In 2013, Leonard Williams played as a 3-4 end, operating largely with one-gap principles. Williams took to the move quickly and continued to dominate out of the new defensive sets. Now, with another new coordinator at USC, the rising junior will be shifting again for the 2014 season.
Justin Wilcox is the new defensive mind at USC, and he brings his brand of defense to the land of Troy. Williams is a special player who is capable of making both the 3-4 and 4-3 work from different positions. Wilcox will figure out a way to fit him into the new system this spring.
In 3-4 looks and in the hybrid 4-3 schemes, Williams will be an edge player who can squeeze the pocket as well as disengage to get to the quarterback.
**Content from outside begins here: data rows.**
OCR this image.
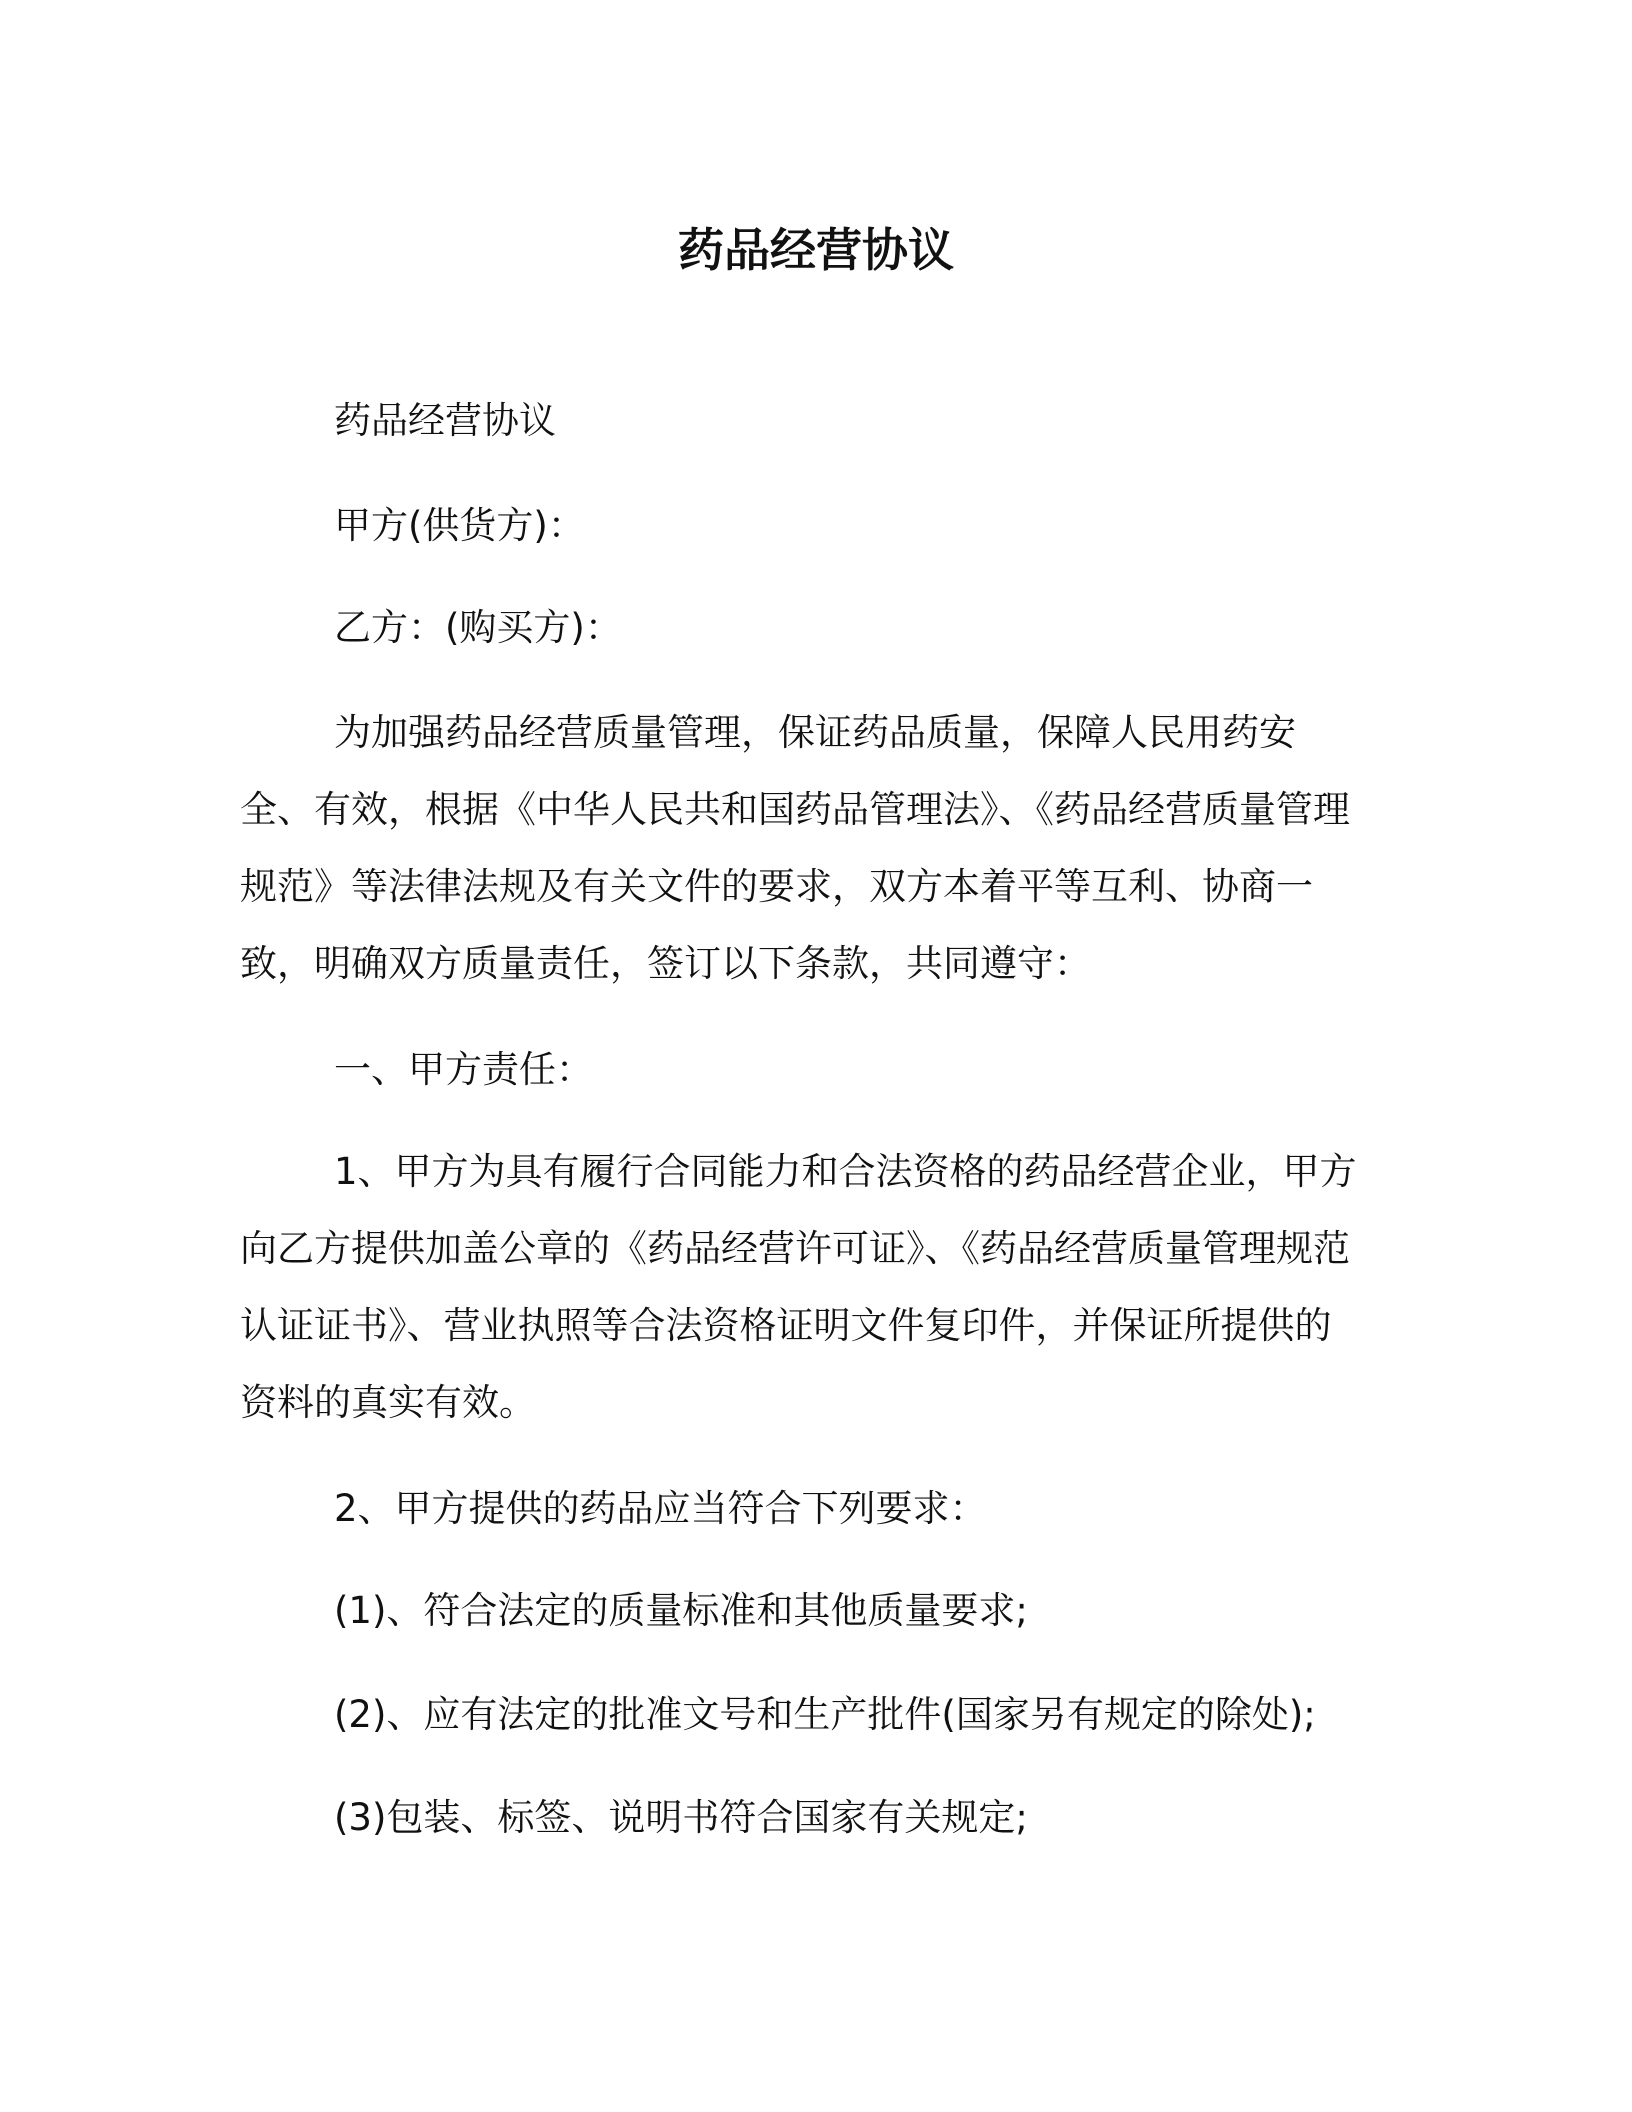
药品经营协议

药品经营协议

甲方(供货方)：

乙方：(购买方)：

为加强药品经营质量管理，保证药品质量，保障人民用药安全、有效，根据《中华人民共和国药品管理法》、《药品经营质量管理规范》等法律法规及有关文件的要求，双方本着平等互利、协商一致，明确双方质量责任，签订以下条款，共同遵守：

一、甲方责任：

1、甲方为具有履行合同能力和合法资格的药品经营企业，甲方向乙方提供加盖公章的《药品经营许可证》、《药品经营质量管理规范认证证书》、营业执照等合法资格证明文件复印件，并保证所提供的资料的真实有效。

2、甲方提供的药品应当符合下列要求：

(1)、符合法定的质量标准和其他质量要求;

(2)、应有法定的批准文号和生产批件(国家另有规定的除处);

(3)包装、标签、说明书符合国家有关规定;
In the more true 4-3 looks, his athleticism allows him to slide down into the defensive tackle spot and still create disruption from the interior. The junior has the skills to be a high-level outside, or inside, player who makes plays behind the line of scrimmage.
Other Notable Defensive Ends Returning
Nationally, there are certainly other names to watch at the defensive end position. In the SEC, Trey Flowers at Arkansas and Carl Lawson from Auburn are two names fans should know as they set up to have big 2014 campaigns. Out west, Eddie Vanderdoes at UCLA, Tony Washington from Oregon and Hau'oli Kikaha at Washington appear ready to make splashes in the Pac-12.
Martin Ifedi is back to do damage at Memphis, and Shawn Oakman is looking to build on his success at Baylor playing on the edge. There are plenty of high-level defensive ends returning to the game, and as bodies mature and players get more field time, expect the emergence of new athletes once the fall hits and the snaps are live.